Instance High Availability¶
Include the URL of your launchpad blueprint:
https://blueprints.launchpad.net/tripleo/+spec/instance-ha
A very often requested feature by operators and customers is to be able to automatically resurrect VMs that were running on a compute node that failed (either due to hardware failures, networking issues or general server problems). Currently we have a downstream-only procedure which consists of many manual steps to configure Instance HA: https://access.redhat.com/documentation/en/red-hat-openstack-platform/9/paged/high-availability-for-compute-instances/chapter-1-overview
What we would like to implement here is basically an optional opt-in automatic deployment of a cloud that has Instance HA support.
Problem Description¶
Currently if a compute node has a hardware failure or a kernel panic all the instances that were running on the node, will be gone and manual intervention is needed to resurrect these instances on another compute node.
Proposed Change¶
Overview¶
The proposed change would be to add a few additional puppet-tripleo profiles that would help us configure the pacemaker resources needed for instance HA. Unlike in previous iterations we won’t need to move nova-compute resources under pacemaker’s management. We managed to achieve the same result without touching the compute nodes (except by setting up pacemaker_remote on the computes, but that support exists already)
Alternatives¶
There are a few specs that are modeling host recovery:
Host Recovery - https://review.openstack.org/#/c/386554/ Instances auto evacuation - https://review.openstack.org/#/c/257809
The first spec uses pacemaker in a very similar way but is too new and too high level to really be able to comment at this point in time. The second one has been stalled for a long time and it looks like there is no consensus yet on the approaches needed. The longterm goal is to morph the Instance HA deployment into the spec that gets accepted. We are actively working on both specs as well. In any case we have discussed the long-term plan with SuSe and NTT and we agreed on a long-term plan of which this spec is the first step for TripleO.
Security Impact¶
No additional security impact.
Other End User Impact¶
End users are not impacted except for the fact that VMs can be resurrected automatically on a non-failed compute node.
Performance Impact¶
There are no performance related impacts as compared to a current deployment.
Other Deployer Impact¶
So this change does not affect the default deployments. What it does it adds a boolean and some additional profiles so that a deployer can have a cloud configured with Instance HA support out of the box.

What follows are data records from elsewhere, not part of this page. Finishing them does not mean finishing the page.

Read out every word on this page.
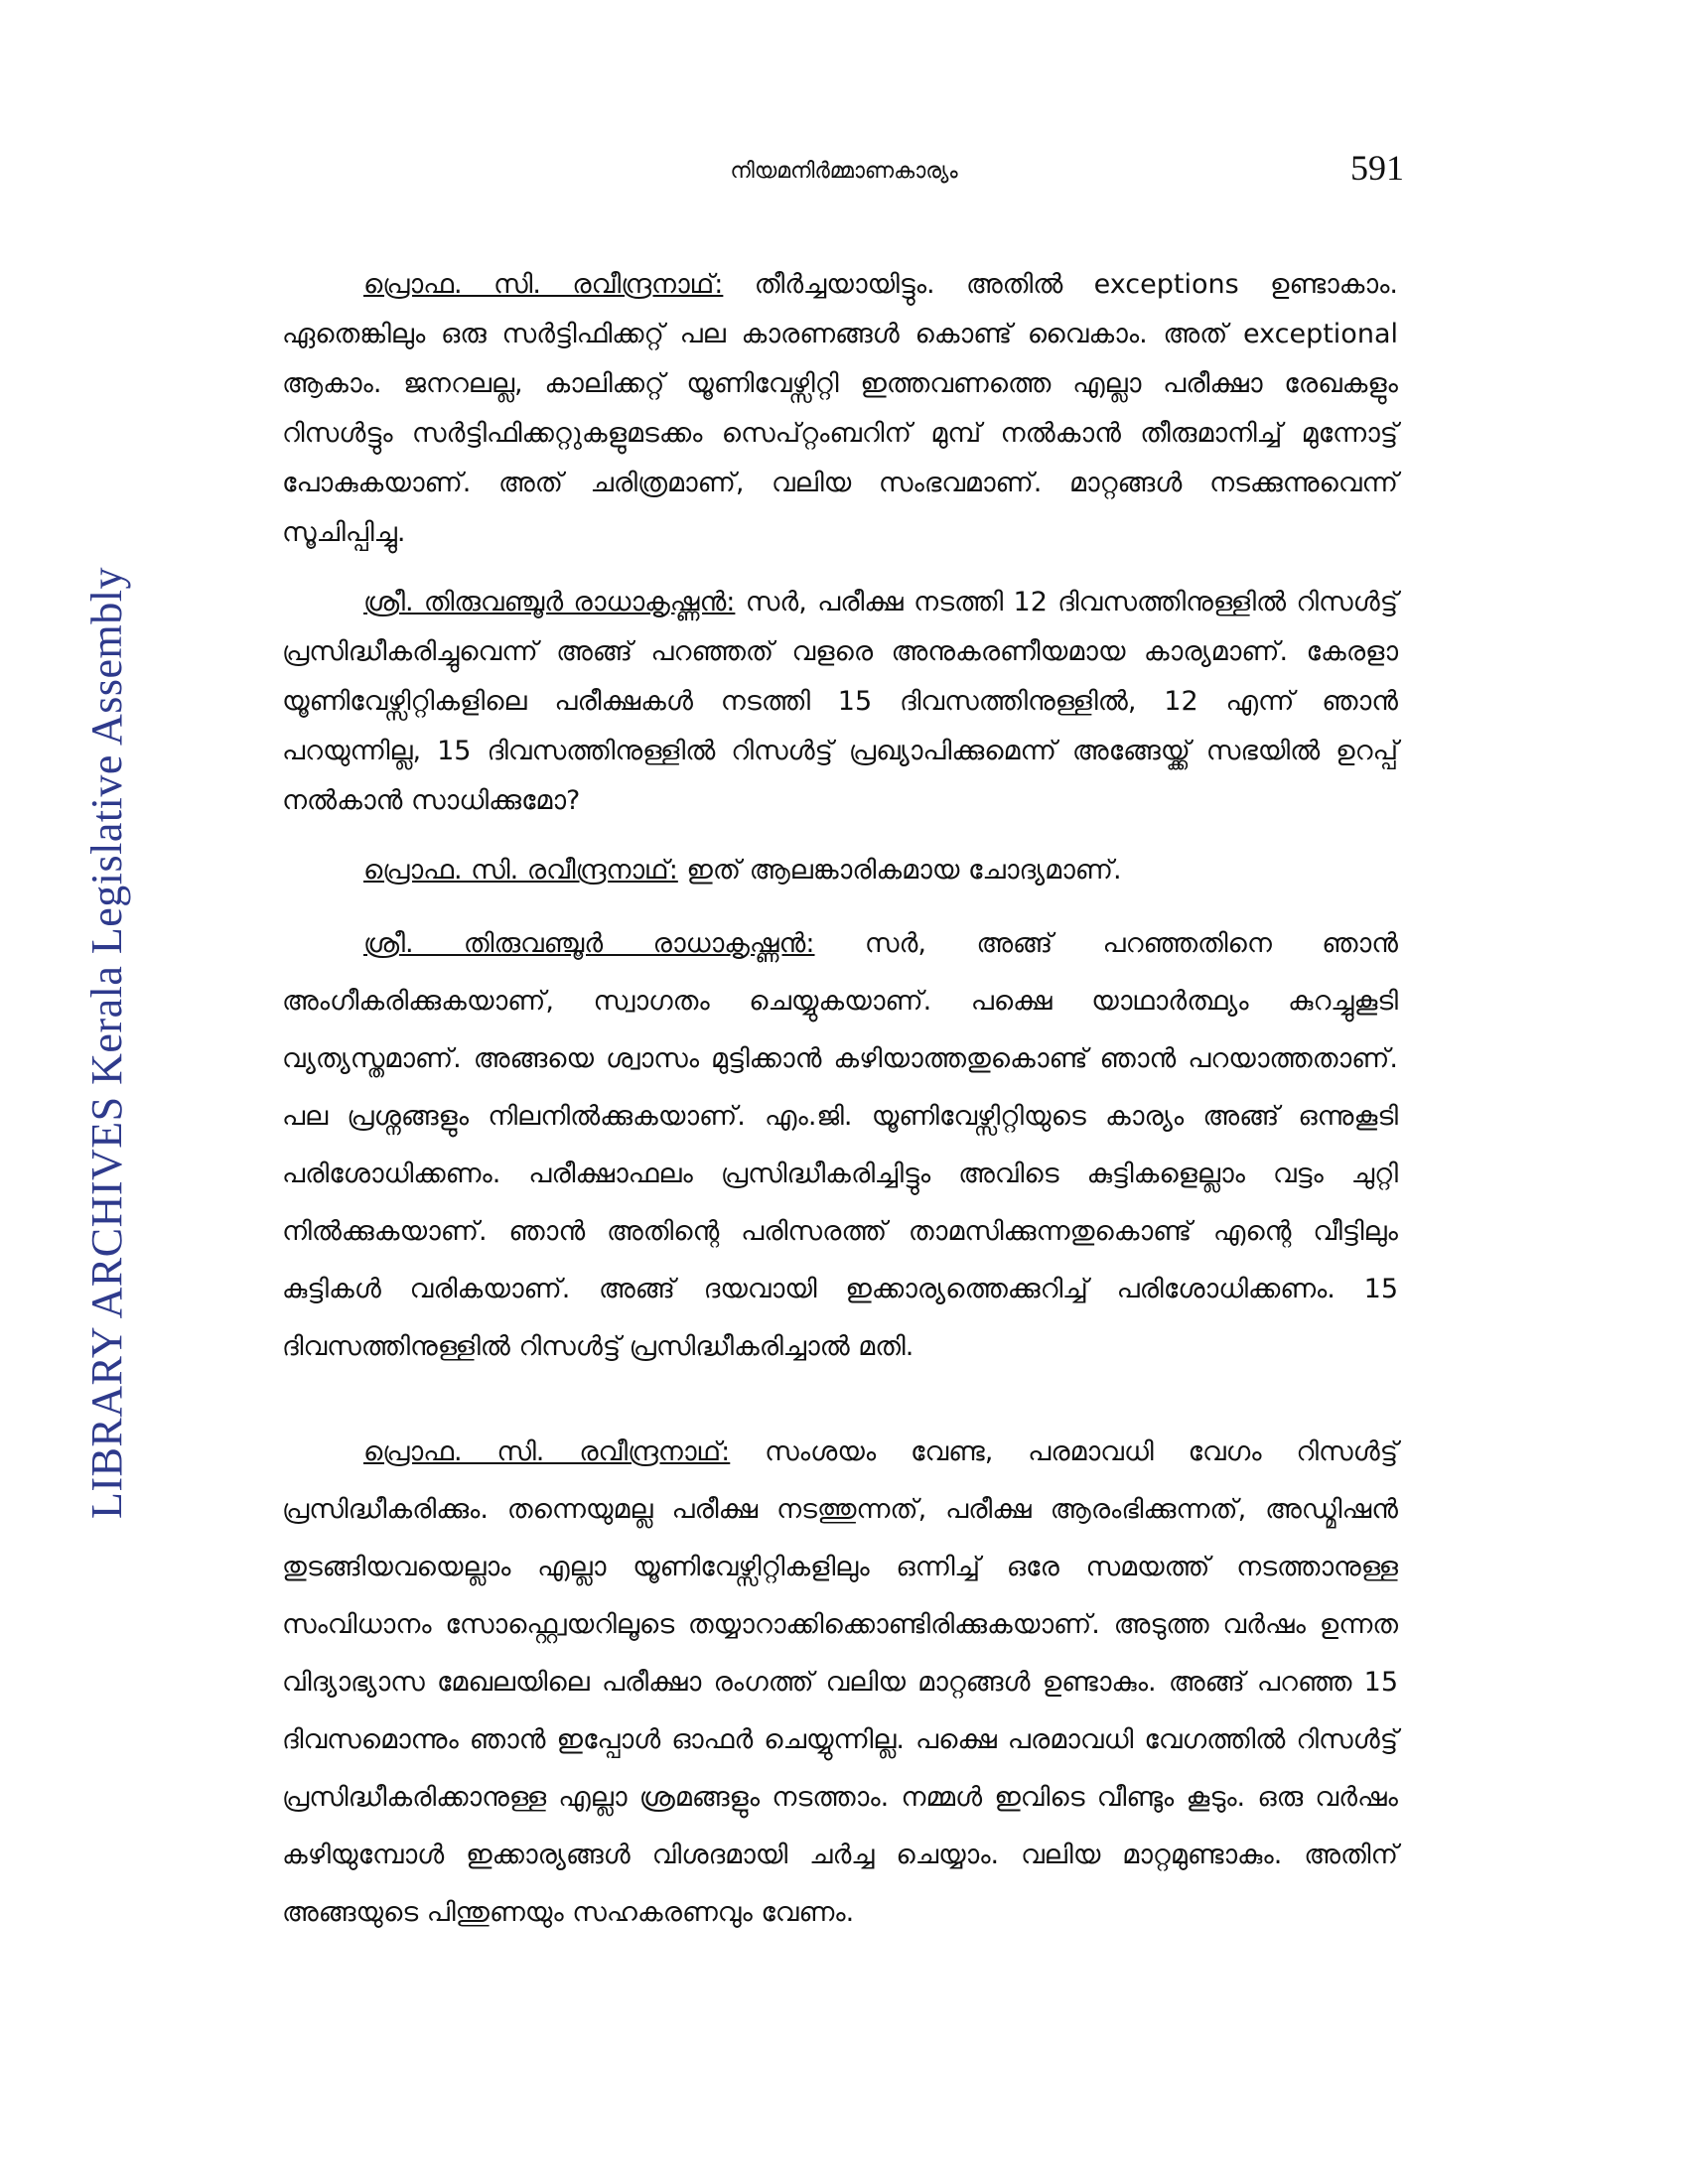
LIBRARY ARCHIVES Kerala Legislative Assembly
നിയമനിർമ്മാണകാര്യം	591

പ്രൊഫ. സി. രവീന്ദ്രനാഥ്: തീർച്ചയായിട്ടും. അതിൽ exceptions ഉണ്ടാകാം. ഏതെങ്കിലും ഒരു സർട്ടിഫിക്കറ്റ് പല കാരണങ്ങൾ കൊണ്ട് വൈകാം. അത് exceptional ആകാം. ജനറലല്ല, കാലിക്കറ്റ് യൂണിവേഴ്സിറ്റി ഇത്തവണത്തെ എല്ലാ പരീക്ഷാ രേഖകളും റിസൾട്ടും സർട്ടിഫിക്കറ്റുകളുമടക്കം സെപ്റ്റംബറിന് മുമ്പ് നൽകാൻ തീരുമാനിച്ച് മുന്നോട്ട് പോകുകയാണ്. അത് ചരിത്രമാണ്, വലിയ സംഭവമാണ്. മാറ്റങ്ങൾ നടക്കുന്നുവെന്ന് സൂചിപ്പിച്ചു.

ശ്രീ. തിരുവഞ്ചൂർ രാധാകൃഷ്ണൻ: സർ, പരീക്ഷ നടത്തി 12 ദിവസത്തിനുള്ളിൽ റിസൾട്ട് പ്രസിദ്ധീകരിച്ചുവെന്ന് അങ്ങ് പറഞ്ഞത് വളരെ അനുകരണീയമായ കാര്യമാണ്. കേരളാ യൂണിവേഴ്സിറ്റികളിലെ പരീക്ഷകൾ നടത്തി 15 ദിവസത്തിനുള്ളിൽ, 12 എന്ന് ഞാൻ പറയുന്നില്ല, 15 ദിവസത്തിനുള്ളിൽ റിസൾട്ട് പ്രഖ്യാപിക്കുമെന്ന് അങ്ങേയ്ക്ക് സഭയിൽ ഉറപ്പ് നൽകാൻ സാധിക്കുമോ?

പ്രൊഫ. സി. രവീന്ദ്രനാഥ്: ഇത് ആലങ്കാരികമായ ചോദ്യമാണ്.

ശ്രീ. തിരുവഞ്ചൂർ രാധാകൃഷ്ണൻ: സർ, അങ്ങ് പറഞ്ഞതിനെ ഞാൻ അംഗീകരിക്കുകയാണ്, സ്വാഗതം ചെയ്യുകയാണ്. പക്ഷെ യാഥാർത്ഥ്യം കുറച്ചുകൂടി വ്യത്യസ്തമാണ്. അങ്ങയെ ശ്വാസം മുട്ടിക്കാൻ കഴിയാത്തതുകൊണ്ട് ഞാൻ പറയാത്തതാണ്. പല പ്രശ്നങ്ങളും നിലനിൽക്കുകയാണ്. എം.ജി. യൂണിവേഴ്സിറ്റിയുടെ കാര്യം അങ്ങ് ഒന്നുകൂടി പരിശോധിക്കണം. പരീക്ഷാഫലം പ്രസിദ്ധീകരിച്ചിട്ടും അവിടെ കുട്ടികളെല്ലാം വട്ടം ചുറ്റി നിൽക്കുകയാണ്. ഞാൻ അതിന്റെ പരിസരത്ത് താമസിക്കുന്നതുകൊണ്ട് എന്റെ വീട്ടിലും കുട്ടികൾ വരികയാണ്. അങ്ങ് ദയവായി ഇക്കാര്യത്തെക്കുറിച്ച് പരിശോധിക്കണം. 15 ദിവസത്തിനുള്ളിൽ റിസൾട്ട് പ്രസിദ്ധീകരിച്ചാൽ മതി.

പ്രൊഫ. സി. രവീന്ദ്രനാഥ്: സംശയം വേണ്ട, പരമാവധി വേഗം റിസൾട്ട് പ്രസിദ്ധീകരിക്കും. തന്നെയുമല്ല പരീക്ഷ നടത്തുന്നത്, പരീക്ഷ ആരംഭിക്കുന്നത്, അഡ്മിഷൻ തുടങ്ങിയവയെല്ലാം എല്ലാ യൂണിവേഴ്സിറ്റികളിലും ഒന്നിച്ച് ഒരേ സമയത്ത് നടത്താനുള്ള സംവിധാനം സോഫ്റ്റ്വെയറിലൂടെ തയ്യാറാക്കിക്കൊണ്ടിരിക്കുകയാണ്. അടുത്ത വർഷം ഉന്നത വിദ്യാഭ്യാസ മേഖലയിലെ പരീക്ഷാ രംഗത്ത് വലിയ മാറ്റങ്ങൾ ഉണ്ടാകും. അങ്ങ് പറഞ്ഞ 15 ദിവസമൊന്നും ഞാൻ ഇപ്പോൾ ഓഫർ ചെയ്യുന്നില്ല. പക്ഷെ പരമാവധി വേഗത്തിൽ റിസൾട്ട് പ്രസിദ്ധീകരിക്കാനുള്ള എല്ലാ ശ്രമങ്ങളും നടത്താം. നമ്മൾ ഇവിടെ വീണ്ടും കൂടും. ഒരു വർഷം കഴിയുമ്പോൾ ഇക്കാര്യങ്ങൾ വിശദമായി ചർച്ച ചെയ്യാം. വലിയ മാറ്റമുണ്ടാകും. അതിന് അങ്ങയുടെ പിന്തുണയും സഹകരണവും വേണം.
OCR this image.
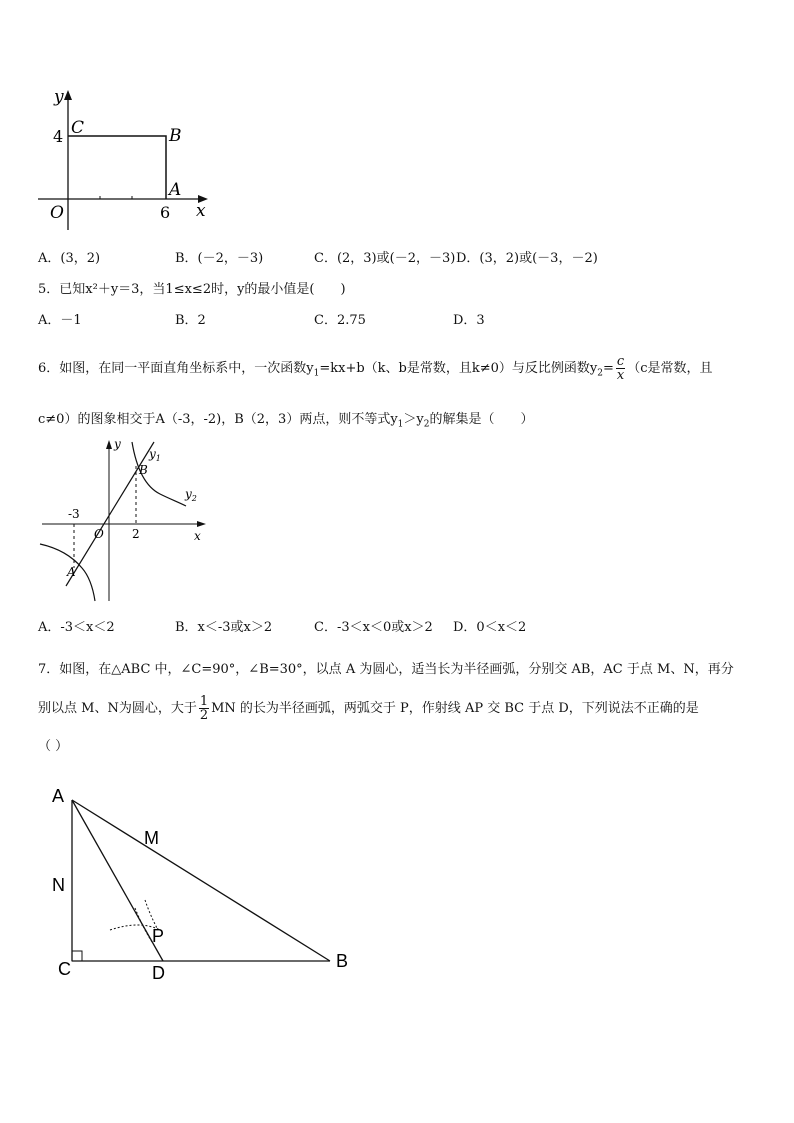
y
x
C	B
A
O
4
6
A．(3，2)	B．(－2，－3)	C．(2，3)或(－2，－3) D．(3，2)或(－3，－2)
5．已知x²＋y＝3，当1≤x≤2时，y的最小值是(　　)
A．－1	B．2	C．2.75	D．3
6．如图，在同一平面直角坐标系中，一次函数$y_1=kx+b(k$、b是常数，且k≠0）与反比例函数$y_2= \frac{c}{x} (c$是常数，且
c≠0）的图象相交于A（-3，-2)，B（2，3）两点，则不等式$y_1>y_2$的解集是（　　）
y
x
O
-3
2
B
A
$y_1$
$y_2$
A．-3＜x＜2	B．x＜-3或x＞2	C．-3＜x＜0或x＞2 D．0＜x＜2
7．如图，在△ABC 中，∠C=90°，∠B=30°，以点 A 为圆心，适当长为半径画弧，分别交 AB，AC 于点 M、N，再分
别以点 M、N为圆心，大于 $\frac{1}{2}$ MN 的长为半径画弧，两弧交于 P，作射线 AP 交 BC 于点 D，下列说法不正确的是
（ ）
A
M
N
P
C	D
B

One top-level parameter to enable the Instance HA deployment
Although fencing configuration is already currently supported by tripleo, we will need to improve bits and pieces so that we won’t need an extra command to generate the fencing parameters.
Upgrades will be impacted by this change in the sense that we will need to make sure to test them when Instance HA is enabled.
Developer Impact¶
No developer impact is planned.
Implementation¶
Assignee(s)¶
- Primary assignee:
michele
- Other contributors:
cmsj, abeekhof
Work Items¶
Make the fencing configuration fully automated (this is mostly done already, we need oooq integration and some optimization)
Add the logic and needed resources on the control-plane
Test the upgrade path when Instance HA is configured
Testing¶
Testing this manually is fairly simple:
Deploy with Instance HA configured and two compute nodes
Spawn a test VM
Crash the compute node where the VM is running
Observe the VM being resurrected on the other compute node
Testing this in CI is doable but might be a bit more challenging due to resource constraints.
Documentation Impact¶
A section under advanced configuration is needed explaining the deployment of a cloud that supports Instance HA.